Suppose $f$ for the time being that $f$ is monic (now that we're at a single prime $p$, it's not such a strong condition: we just want the leading coefficient not to be a multiple of $p$). If $\bar f = \prod_{i=1}^r \varphi_i^{e_i} \in \mathbb{F}_p[x]$ where $\varphi_i$ are the distinct irreductible factors of $\bar f$. By Hensel's lemma (since $\mathbb{Z}_p$ is complete) we can lift this factorization to one of $f = \prod_{i=1}^r f_i \in \mathbb{Z}_p[x]$ where $f_i$ reduces to $\varphi_i^{e_i}$ mod $p$, and the Chinese remainder theorem tells us that $\mathbb{Z}_p[x]/(f) = \prod_{i=1}^r \mathbb{Z}_p[x]/(f_i)$, which is normal iff every factor is, so we can assume that $f = f_i$ (i.e, $\bar f = \varphi^e$ where $\varphi\in\mathbb{F}_p[x]$ is irreducible and $e$ is the ramification). If $f$ isn't monic in the start of this paragraph, it should at least be primitive (i.e., gcd of coefficients $=1$), otherwise $\mathbb{Z}_p[x]/(f)$ certainly can't be integrally closed; even if it is primitive, some degree can be lost "at infinity": think of $f$ as a homogeneous polynomial in two variables instead, Henselize as such, and ignore the part at infinity.

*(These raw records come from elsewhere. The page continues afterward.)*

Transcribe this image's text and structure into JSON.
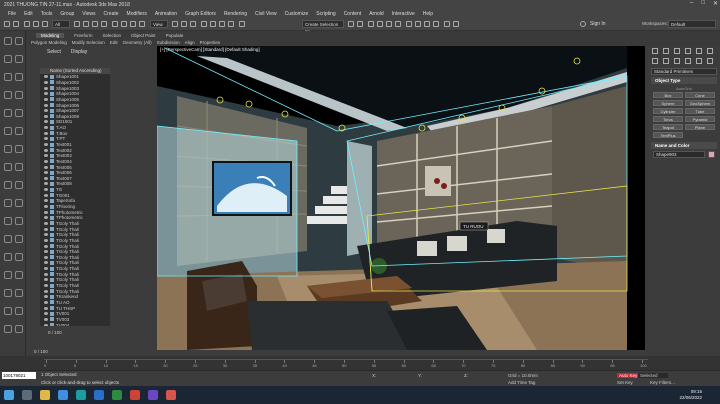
{
  "app": {
    "title": "2021 THUONG TIN 27-11.max - Autodesk 3ds Max 2018",
    "controls": [
      "–",
      "□",
      "✕"
    ]
  },
  "menu": [
    "File",
    "Edit",
    "Tools",
    "Group",
    "Views",
    "Create",
    "Modifiers",
    "Animation",
    "Graph Editors",
    "Rendering",
    "Civil View",
    "Customize",
    "Scripting",
    "Content",
    "Arnold",
    "Interactive",
    "Help"
  ],
  "toolbar": {
    "filter": "All",
    "view": "View",
    "selection_set": "Create Selection Se",
    "sign_in": "Sign In",
    "workspaces_label": "Workspaces:",
    "workspace": "Default"
  },
  "ribbon": {
    "tabs": [
      "Modeling",
      "Freeform",
      "Selection",
      "Object Paint",
      "Populate"
    ],
    "sub": [
      "Polygon Modeling",
      "Modify Selection",
      "Edit",
      "Geometry (All)",
      "Subdivision",
      "Align",
      "Properties"
    ]
  },
  "scene_explorer": {
    "tabs": [
      "Select",
      "Display"
    ],
    "header": "Name (Sorted Ascending)",
    "items": [
      {
        "name": "Shape1001",
        "selected": false
      },
      {
        "name": "Shape1002",
        "selected": false
      },
      {
        "name": "Shape1003",
        "selected": false
      },
      {
        "name": "Shape1004",
        "selected": false
      },
      {
        "name": "Shape1005",
        "selected": false
      },
      {
        "name": "Shape1006",
        "selected": false
      },
      {
        "name": "Shape1007",
        "selected": false
      },
      {
        "name": "Shape1008",
        "selected": false
      },
      {
        "name": "SD1001",
        "selected": false
      },
      {
        "name": "T.AO",
        "selected": false
      },
      {
        "name": "T.Box",
        "selected": false
      },
      {
        "name": "T.PT",
        "selected": false
      },
      {
        "name": "Text001",
        "selected": false
      },
      {
        "name": "Text002",
        "selected": false
      },
      {
        "name": "Text003",
        "selected": false
      },
      {
        "name": "Text004",
        "selected": false
      },
      {
        "name": "Text005",
        "selected": false
      },
      {
        "name": "Text006",
        "selected": false
      },
      {
        "name": "Text007",
        "selected": false
      },
      {
        "name": "Text008",
        "selected": false
      },
      {
        "name": "TG",
        "selected": false
      },
      {
        "name": "TG001",
        "selected": false
      },
      {
        "name": "TapeSofa",
        "selected": false
      },
      {
        "name": "TFlooring",
        "selected": false
      },
      {
        "name": "TPhotometric",
        "selected": false
      },
      {
        "name": "TPhotometric",
        "selected": false
      },
      {
        "name": "TGoly Thali",
        "selected": false
      },
      {
        "name": "TGoly Thali",
        "selected": false
      },
      {
        "name": "TGoly Thali",
        "selected": false
      },
      {
        "name": "TGoly Thali",
        "selected": false
      },
      {
        "name": "TGoly Thali",
        "selected": false
      },
      {
        "name": "TGoly Thali",
        "selected": false
      },
      {
        "name": "TGoly Thali",
        "selected": false
      },
      {
        "name": "TGoly Thali",
        "selected": false
      },
      {
        "name": "TGoly Thali",
        "selected": false
      },
      {
        "name": "TGoly Thali",
        "selected": false
      },
      {
        "name": "TGoly Thali",
        "selected": false
      },
      {
        "name": "TGoly Thali",
        "selected": false
      },
      {
        "name": "TGoly Thali",
        "selected": false
      },
      {
        "name": "TKrankend",
        "selected": false
      },
      {
        "name": "TU AO",
        "selected": false
      },
      {
        "name": "TU THSP",
        "selected": false
      },
      {
        "name": "TV001",
        "selected": false
      },
      {
        "name": "TV003",
        "selected": false
      },
      {
        "name": "TV004",
        "selected": false
      }
    ],
    "footer": "0 / 100"
  },
  "viewport": {
    "label": "[+] [PerspectiveCam] [Standard] [Default Shading]",
    "tag": "TU RUOU"
  },
  "command_panel": {
    "category": "Standard Primitives",
    "rollout_object_type": "Object Type",
    "autogrid": "AutoGrid",
    "buttons": [
      "Box",
      "Cone",
      "Sphere",
      "GeoSphere",
      "Cylinder",
      "Tube",
      "Torus",
      "Pyramid",
      "Teapot",
      "Plane",
      "TextPlus"
    ],
    "rollout_name_color": "Name and Color",
    "object_name": "Shape903"
  },
  "timeline": {
    "frame": "0 / 100",
    "ticks": [
      "0",
      "5",
      "10",
      "15",
      "20",
      "25",
      "30",
      "35",
      "40",
      "45",
      "50",
      "55",
      "60",
      "65",
      "70",
      "75",
      "80",
      "85",
      "90",
      "95",
      "100"
    ]
  },
  "status": {
    "maxscript": "100179021",
    "selected": "1 Object Selected",
    "hint": "Click or click-and-drag to select objects",
    "x_label": "X:",
    "y_label": "Y:",
    "z_label": "Z:",
    "grid": "Grid = 10.0mm",
    "add_time_tag": "Add Time Tag",
    "auto_key": "Auto Key",
    "selected_drop": "Selected",
    "set_key": "Set Key",
    "key_filters": "Key Filters..."
  },
  "taskbar": {
    "time": "09:15",
    "date": "22/06/2022"
  },
  "colors": {
    "ui_bg": "#3c3c3c",
    "selection": "#2f5b86",
    "bbox_cyan": "#6ff0ff",
    "bbox_yellow": "#e8e34a"
  }
}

So now we have $\mathcal{O} := \mathbb{Z}_p[x]/(f)$ which is a local noetherian domain of dimension $1$, whose maximal ideal $\mathfrak{P}=(p)+(\varphi)$ is the set of elements which are divisible by $\varphi$ after reduction mod $p$. So it is normal iff it is regular iff $\mathfrak{P}/\mathfrak{P}^2$ is $1$-dimensional as a vector space over $\mathcal{O}/\mathfrak{P} = \mathbb{F}_p[x]/(\varphi)$. At this stage, everything is quite explicit and it should be at least clear that the question is algorithmic (by doing linear algebra on $\mathbb{Z}_p$-modules, which is algorithmic); since every step thus far (factorization over finite fields, Hensel's lemma) was also algorithmic, and since I explained why we need to check only finitely many primes, the overall question is algorithmic.
A particularly important case is that when $\varphi = x$, in other words $f = x^e + a_1 x^{e-1} + \cdots + a_e$ with $a_i$ multiple of $p$ for $1\leq i \leq e$. Then $\mathfrak{P}$ consists of those $c_0 + c_1 \xi + \cdots + c_{e-1} \xi^{e-1}$ (where $\xi$ is the class of $x$ mod $f$) such that $c_0$ is a multiple of $p$, and $\mathfrak{P}^2$ is generated by $p^2$, $p\xi$ and $\xi^i$ for $2\leq i \leq e$. So the quotient $\mathfrak{P}/\mathfrak{P}^2$ is the $\mathbb{F}_p$-vector space of $(c_0,c_1)$ with $c_0 \in p\mathbb{Z}_p/p^2\mathbb{Z}_p$ and $c_1 \in \mathbb{Z}_p/p\mathbb{Z}_p$ quotiented out by the image of $\xi^e$ thither, which is $(-a_e,0)$. So it is $1$-dimensional iff $a_e$ is not a multiple of $p^2$, which is to say, $f$ is an Eisenstein polynomial. The general case will be similar, but more complicated to write down (if, instead of $\mathbb{Z}_p[x]/(f)$ we had a complete discrete valuation ring with an algebraically closed residue field, we could always reduce to the case just described).